OREANDA-NEWS. September 29, 2011. JSC "Polymetal" (LSE, MICEX, RTS: PMTL) ("Polymetal" or the "Company"), released its reviewed consolidated financial statements in accordance with the International Financial Reporting Standards (IFRS) for the six months ended June 30, 2011, reported the press-centre of KASE.

The Company will continue to report its consolidated financial results in accordance with the IFRS. Historical consolidated financial results of the Company for the years ended December 31, 2009 and 2010 have also been reconciled to the new standards and audited by independent consultants.

Copies of the above documents are available on the Company's website at www.polymetal.ru and have been submitted to the National Storage Mechanism and will shortly be available for inspection at: www.Hemscott.com/nsm.do.

In 1H 2011 the Company demonstrated significant improvement in profitability with net income increasing 77% to USD 151 or USD 0.39 per share

Increase in Adjusted EBITDA by 32% to USD 249 million outpaced revenue growth of 29% to USD 545 million with Adjusted EBITDA margins increasing from 45% to 46%

Company-wide total cash costs per ounce of gold equivalent calculated on co-product basis increased 23% to USD 671/ounce mostly as a result of 15% dollar inflation in Russia and the start of commercial production at the Omolon mine which has a higher cash costs per ounce then the Group's existing mines

Capital expenditure grew 30% to USD 203 million from USD 155 million as the Company advanced several large-scale investment projects towards completion and expanded its exploration efforts

Net debt increased 17% to USD 920 million compared to USD 785 million at year-end 2010. The Company's leverage is 1.9x Adjusted EBITDA with 23% of gross debt being short-term (i.e. less than 12 months)
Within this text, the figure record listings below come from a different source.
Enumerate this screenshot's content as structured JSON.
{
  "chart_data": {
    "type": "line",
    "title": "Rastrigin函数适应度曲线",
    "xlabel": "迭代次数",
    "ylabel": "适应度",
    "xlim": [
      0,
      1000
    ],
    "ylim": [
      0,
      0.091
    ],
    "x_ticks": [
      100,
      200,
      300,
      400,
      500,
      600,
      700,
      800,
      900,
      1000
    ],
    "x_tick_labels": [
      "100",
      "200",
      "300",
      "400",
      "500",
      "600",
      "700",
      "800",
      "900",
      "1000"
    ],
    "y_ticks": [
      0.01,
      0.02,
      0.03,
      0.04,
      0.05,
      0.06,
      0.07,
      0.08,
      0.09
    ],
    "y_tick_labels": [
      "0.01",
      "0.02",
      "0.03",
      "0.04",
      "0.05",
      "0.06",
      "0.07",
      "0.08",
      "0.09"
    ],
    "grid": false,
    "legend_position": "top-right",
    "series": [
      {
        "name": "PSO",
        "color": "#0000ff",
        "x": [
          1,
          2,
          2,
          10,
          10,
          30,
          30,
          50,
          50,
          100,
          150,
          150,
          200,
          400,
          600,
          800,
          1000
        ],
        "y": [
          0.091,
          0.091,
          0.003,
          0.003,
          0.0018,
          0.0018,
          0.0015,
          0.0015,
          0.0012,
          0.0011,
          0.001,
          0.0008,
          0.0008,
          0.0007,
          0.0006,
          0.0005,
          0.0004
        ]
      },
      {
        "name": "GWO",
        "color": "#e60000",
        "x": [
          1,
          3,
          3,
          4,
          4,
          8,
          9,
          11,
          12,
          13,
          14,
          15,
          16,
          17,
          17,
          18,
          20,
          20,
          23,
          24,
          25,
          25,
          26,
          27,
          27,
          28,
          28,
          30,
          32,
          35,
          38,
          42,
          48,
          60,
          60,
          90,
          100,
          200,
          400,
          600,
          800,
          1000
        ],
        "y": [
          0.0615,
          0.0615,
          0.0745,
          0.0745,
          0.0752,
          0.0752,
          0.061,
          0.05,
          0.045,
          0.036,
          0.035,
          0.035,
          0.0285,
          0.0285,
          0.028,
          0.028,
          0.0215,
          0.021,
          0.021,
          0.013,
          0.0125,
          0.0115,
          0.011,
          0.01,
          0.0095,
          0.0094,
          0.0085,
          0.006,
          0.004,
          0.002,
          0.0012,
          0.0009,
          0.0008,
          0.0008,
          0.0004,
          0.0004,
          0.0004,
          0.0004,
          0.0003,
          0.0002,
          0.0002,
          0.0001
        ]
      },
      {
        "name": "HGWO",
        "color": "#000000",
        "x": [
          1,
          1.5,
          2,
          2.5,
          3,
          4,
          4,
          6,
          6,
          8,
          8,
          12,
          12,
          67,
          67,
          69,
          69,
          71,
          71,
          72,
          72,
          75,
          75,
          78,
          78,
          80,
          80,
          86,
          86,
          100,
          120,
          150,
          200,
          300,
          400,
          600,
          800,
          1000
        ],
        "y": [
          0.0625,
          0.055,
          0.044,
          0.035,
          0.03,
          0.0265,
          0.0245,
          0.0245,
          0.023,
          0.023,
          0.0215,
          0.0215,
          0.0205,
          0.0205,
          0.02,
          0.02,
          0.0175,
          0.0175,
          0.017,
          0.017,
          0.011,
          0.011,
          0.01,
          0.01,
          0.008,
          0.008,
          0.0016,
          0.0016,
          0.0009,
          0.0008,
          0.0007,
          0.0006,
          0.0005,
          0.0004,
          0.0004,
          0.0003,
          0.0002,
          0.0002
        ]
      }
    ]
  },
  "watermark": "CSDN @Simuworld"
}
 "We believe 1H financial results demonstrate solid foundation of Polymetal's business in the face of inflationary pressures and bear witness to our focused progress on the implementation of our investment strategy", said Vitaly Nesis, CEO of Polymetal, commenting on the results. "A significant rise in costs is expected to be mitigated as Omolon, Dukat and Albazino are expected to deliver material production improvements in 2H of 2011".